A. MCF7 (left panel) or MDA-MB-231 (right panel) cells were treated with (Met) or without (Con) metformin for 2.5 days and then PAR (red) was detected by immunofluorescence using confocal microscopy. Nuclei (blue) were stained with DAPI. B. MCF7 cells were treated with or without metformin in the presence of DMSO or PARP inhibitor for 2.5 days. PAR (red) and nuclei (blue) were detected as described in A.

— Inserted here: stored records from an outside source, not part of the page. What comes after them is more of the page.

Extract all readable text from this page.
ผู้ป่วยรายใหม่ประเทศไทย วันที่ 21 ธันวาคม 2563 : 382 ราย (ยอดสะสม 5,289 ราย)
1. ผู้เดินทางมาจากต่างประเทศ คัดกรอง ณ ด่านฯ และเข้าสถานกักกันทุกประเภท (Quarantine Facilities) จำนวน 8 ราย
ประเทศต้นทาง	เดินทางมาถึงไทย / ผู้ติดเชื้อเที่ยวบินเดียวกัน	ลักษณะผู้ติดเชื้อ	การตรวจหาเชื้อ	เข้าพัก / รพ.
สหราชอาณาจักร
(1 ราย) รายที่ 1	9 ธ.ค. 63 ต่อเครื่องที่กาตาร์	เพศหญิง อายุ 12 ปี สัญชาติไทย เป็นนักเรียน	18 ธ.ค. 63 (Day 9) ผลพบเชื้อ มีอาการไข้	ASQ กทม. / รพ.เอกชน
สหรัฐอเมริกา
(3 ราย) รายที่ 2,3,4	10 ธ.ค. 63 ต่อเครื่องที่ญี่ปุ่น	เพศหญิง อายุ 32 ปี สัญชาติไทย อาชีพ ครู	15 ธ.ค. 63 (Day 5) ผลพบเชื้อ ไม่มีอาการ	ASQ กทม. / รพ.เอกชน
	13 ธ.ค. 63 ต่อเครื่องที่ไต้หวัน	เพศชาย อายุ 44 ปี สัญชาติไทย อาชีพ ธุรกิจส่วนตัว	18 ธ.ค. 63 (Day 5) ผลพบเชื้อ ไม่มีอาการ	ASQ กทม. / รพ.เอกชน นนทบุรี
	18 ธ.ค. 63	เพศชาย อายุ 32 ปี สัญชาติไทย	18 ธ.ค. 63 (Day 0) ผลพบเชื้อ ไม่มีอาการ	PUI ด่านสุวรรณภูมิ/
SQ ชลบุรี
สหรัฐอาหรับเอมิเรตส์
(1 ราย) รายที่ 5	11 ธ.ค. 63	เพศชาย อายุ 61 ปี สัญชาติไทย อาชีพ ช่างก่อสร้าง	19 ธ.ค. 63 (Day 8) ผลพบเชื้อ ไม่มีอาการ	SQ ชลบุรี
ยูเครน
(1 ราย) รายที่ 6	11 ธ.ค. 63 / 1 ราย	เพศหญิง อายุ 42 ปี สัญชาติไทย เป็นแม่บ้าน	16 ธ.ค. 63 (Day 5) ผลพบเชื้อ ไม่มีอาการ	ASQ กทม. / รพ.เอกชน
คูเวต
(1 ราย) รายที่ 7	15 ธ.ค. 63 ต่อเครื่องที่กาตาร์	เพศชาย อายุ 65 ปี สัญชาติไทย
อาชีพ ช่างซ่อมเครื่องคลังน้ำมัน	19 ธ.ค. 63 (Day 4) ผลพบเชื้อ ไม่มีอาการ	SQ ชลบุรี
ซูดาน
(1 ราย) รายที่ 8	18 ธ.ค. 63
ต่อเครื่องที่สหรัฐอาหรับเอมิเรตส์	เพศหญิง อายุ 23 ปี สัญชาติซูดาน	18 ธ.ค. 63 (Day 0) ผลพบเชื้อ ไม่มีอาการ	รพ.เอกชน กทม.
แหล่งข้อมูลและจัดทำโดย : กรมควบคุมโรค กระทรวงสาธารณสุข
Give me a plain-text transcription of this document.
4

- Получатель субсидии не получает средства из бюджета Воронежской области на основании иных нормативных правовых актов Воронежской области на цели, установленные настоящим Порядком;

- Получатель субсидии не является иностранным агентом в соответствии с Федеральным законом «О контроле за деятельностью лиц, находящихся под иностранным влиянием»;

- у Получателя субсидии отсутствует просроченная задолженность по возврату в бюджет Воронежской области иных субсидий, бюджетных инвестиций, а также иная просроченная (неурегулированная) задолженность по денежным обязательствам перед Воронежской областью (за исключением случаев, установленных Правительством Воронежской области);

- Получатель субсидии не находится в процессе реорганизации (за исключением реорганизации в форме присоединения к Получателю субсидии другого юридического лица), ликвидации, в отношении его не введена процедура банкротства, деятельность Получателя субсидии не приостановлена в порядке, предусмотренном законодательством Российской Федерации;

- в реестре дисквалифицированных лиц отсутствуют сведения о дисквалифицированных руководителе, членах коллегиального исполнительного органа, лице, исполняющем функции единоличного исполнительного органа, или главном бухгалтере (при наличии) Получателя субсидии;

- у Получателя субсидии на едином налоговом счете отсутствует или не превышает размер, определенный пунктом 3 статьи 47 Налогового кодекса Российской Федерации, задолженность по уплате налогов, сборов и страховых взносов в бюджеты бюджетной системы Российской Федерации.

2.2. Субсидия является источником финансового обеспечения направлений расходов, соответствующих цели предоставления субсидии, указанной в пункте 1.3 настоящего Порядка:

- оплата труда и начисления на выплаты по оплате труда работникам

Figure 7. AIF plays a role in mediating sensitivity to metformin and the drug promotes AIF release from mitochondria and uptake into nuclei

A. MCF7 cells were treated with or without metformin in the presence or absence of PARP inhibitor for 2.5 days. Cells were then fixed and immunofluorescence was used to detect endogenous AIF (green signal). B. MCF7 cells were treated with (Met) or without (Con) metformin for 2.5 days and then nuclear levels of AIF were examined by western blotting. Sp1, a transcription factor, was used as a nuclear marker and loading control. C. MCF7 cells were transfected with an siRNA that targets AIF (siAIF) or a non-targeted control siRNA (Scramble). One day after transfection the cells were treated with (M) or without metformin (C) and treated with vehicle (DMSO) or pan-caspase inhibitor (Casp Inh). After 3 days the cells were harvested and analyzed by western blotting to detect AIF or β-actin. D. The number of live and dead cells in cultures transfected and treated as described in B was determined by trypan blue exclusion assays. A t-test was used to determine statistical differences between the indicated groups (* indicates a P value < 0.05).